Según explicó lo que la Junta pretende hacerle creer al pueblo puertorriqueño es que la isla tendría más recaudos, si se hacen cambios radicales a las leyes laborales del país. Esto podría estar no del todo incorrecto, puesto que en otros países cuando se le otorgan más beneficios a los trabajadores, como días por enfermedad, aumento en los salarios mínimos, licencias por maternidad y paternidad, planes médicos de calidad e incluso cuido de niños en los trabajos los empleados pueden producir más pues su calidad de vida mejora sustancialmente.

Sin embargo, el senador explica que cuando se toman medidas para endurecer las leyes laborales y quitarle derechos a los trabajadores, en los que descansarán las responsabilidades contributivas, lo que puede darse es el efecto rebote, y que la economía no despegue.
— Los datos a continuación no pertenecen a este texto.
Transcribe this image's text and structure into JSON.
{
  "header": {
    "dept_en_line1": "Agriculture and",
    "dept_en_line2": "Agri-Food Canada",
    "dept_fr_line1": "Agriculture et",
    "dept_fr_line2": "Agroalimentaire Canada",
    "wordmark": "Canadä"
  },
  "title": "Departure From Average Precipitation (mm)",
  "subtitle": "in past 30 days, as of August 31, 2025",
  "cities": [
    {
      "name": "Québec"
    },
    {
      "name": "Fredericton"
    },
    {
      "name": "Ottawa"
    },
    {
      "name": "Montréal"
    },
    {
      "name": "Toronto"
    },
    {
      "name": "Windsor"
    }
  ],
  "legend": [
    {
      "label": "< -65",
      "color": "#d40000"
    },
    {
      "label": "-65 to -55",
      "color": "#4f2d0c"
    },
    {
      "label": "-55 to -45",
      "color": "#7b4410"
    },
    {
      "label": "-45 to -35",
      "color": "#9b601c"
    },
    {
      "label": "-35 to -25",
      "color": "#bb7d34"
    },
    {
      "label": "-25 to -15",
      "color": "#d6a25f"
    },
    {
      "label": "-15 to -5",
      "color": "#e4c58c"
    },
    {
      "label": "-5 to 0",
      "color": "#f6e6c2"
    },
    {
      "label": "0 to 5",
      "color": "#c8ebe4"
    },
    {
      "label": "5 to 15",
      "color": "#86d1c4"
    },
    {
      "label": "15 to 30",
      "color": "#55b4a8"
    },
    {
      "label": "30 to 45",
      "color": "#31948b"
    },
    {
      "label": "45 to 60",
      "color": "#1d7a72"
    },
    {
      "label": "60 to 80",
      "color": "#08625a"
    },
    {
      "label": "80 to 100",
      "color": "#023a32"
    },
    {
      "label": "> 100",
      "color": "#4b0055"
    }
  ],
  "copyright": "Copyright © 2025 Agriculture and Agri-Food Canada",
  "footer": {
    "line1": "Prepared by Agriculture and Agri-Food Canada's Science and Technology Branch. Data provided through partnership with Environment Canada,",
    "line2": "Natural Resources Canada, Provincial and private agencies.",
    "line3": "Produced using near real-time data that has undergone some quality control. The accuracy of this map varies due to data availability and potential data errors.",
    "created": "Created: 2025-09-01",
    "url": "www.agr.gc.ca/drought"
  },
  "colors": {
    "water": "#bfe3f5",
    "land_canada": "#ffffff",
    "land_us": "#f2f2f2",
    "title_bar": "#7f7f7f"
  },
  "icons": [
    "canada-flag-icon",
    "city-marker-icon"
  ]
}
No solo porque los trabajadores estarán mal pagados, pues según dispone este nuevo plan los patronos podrían pagar menos del salario mínimo federal a los trabajadores menores de 25 años, también podría precipitar la ola migratoria en la Isla lo que dejaría el desarrollo económico del país en manos, principalmente, de jubilados a los que se les puede reducir la pensión en cualquier momento.

Dalmau dijo que ya el economista Edwin Irizarry Mora advirtió que estas medidas de austeridad sin duda provocarán que la isla entre en una segunda década perdida en lo que se refiere al desarrollo económico de Puerto Rico, pues la economía se seguirá contrayendo, lo que hace que no se vea una luz al final del túnel.

Otra preocupación del acuerdo entre la Junta y el gobernador, para derogar la Ley 80 y a la que ya se dijo la legislatura no dará paso, es que la Junta no ha podido demostrar que con estas reformas se produzca en las arcas del gobierno el dinero suficiente para poder cumplir con las deudas que tiene la isla y pagar a los acreedores, razón principal por la que se impone la JSF.

Explicó que al principio del 2017 se aprobó una reforma laboral que se dijo iba a crear empleos pero que hasta hoy no se ha podido demostrar su impacto económico, que no sean los 47,000 empleos que se perdieron el año pasado en la empresa privada.

Los que sí explicó el senador, es que lo que hay detrás de todo esto es un plan “perverso” para privatizar los activos del gobierno. Si se alteran las leyes laborales cuando se privaticen las agencias gubernamentales los empleados, que están unionados, verán como sus derechos se invalidan pues pasarían a ser empleados de empresas privadas que los contratarían bajo las restrictivas leyes laborales que se están aprobando por esta administración.